Dr. M.J. Bazos, Patient Handout
About Your Diagnosis
Sinusitis is an inflammation of the sinuses (the air pockets in the facial bones that are connected to the nose). It can be an acute or chronic infection often caused by bacteria, allergies, pollution, or nasal polyps. The sinuses usually affected are located between the eyes and the cheekbones. Sinusitis sometimes occurs after a viral infection such as a cold.

Living With Your Diagnosis
Signs and symptoms include pain over the sinuses affected, such as the cheek, upper teeth, behind the eyes, or over the eyebrows; a nonproductive cough; low-grade fever; nasal congestion with a thick green-yellow discharge; a severe headache that is worse in the morning; and fatigue.
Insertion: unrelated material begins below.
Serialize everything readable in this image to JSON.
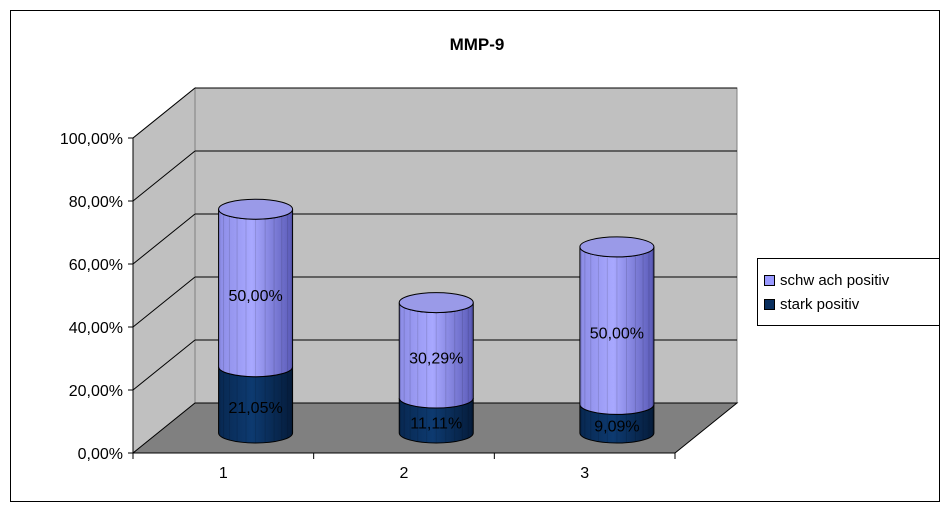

Your doctor may prescribe antihistamines if the sinusitis is caused by allergies, or antibiotics if the sinusitis is caused by a bacterial infection. Nasal sprays and decongestants will help to decrease the congestion. Increasing your fluid intake will help to thin the secretions. Resting with your head elevated slightly will help promote drainage. For minor pain use medications such as Tylenol or Advil. An acute bout of sinusitis will usually clear completely in 2–3 weeks with treatment.

The DOs
• Take all of your antibiotics; stopping them can result in a recurrence of the infection.
• Rest with your head slightly elevated (no more than 30 degrees).
• Increase your fluid intake to help thin secretions. Drink at least 8 glasses of water a day.
• Use a vaporizer or inhale steam from a shower to help relieve congestion.
• Use warm compresses over the sinus area four times a day for one- or two-hour intervals.
• Use nonprecription medications such as Tylenol or Advil for minor pain.

The DON’Ts
• Don’t use nonprescription nose sprays because they can make symptoms worse.
• Don’t allow anyone else to use your nasal sprays or drops.
• Don’t rest sitting up. Elevate your head only slightly to help the sinuses to drain.
• Don’t travel in an airplane during an acute attack because the pressure changes can make symptoms much worse. Check with your doctor first if you must fly.

When to Call Your Doctor
• If you have fever and chills during treatment.
• If you have swelling of the face over the sinuses.
• If you have blurred vision or a severe headache that is not relieved with nonprescription medications.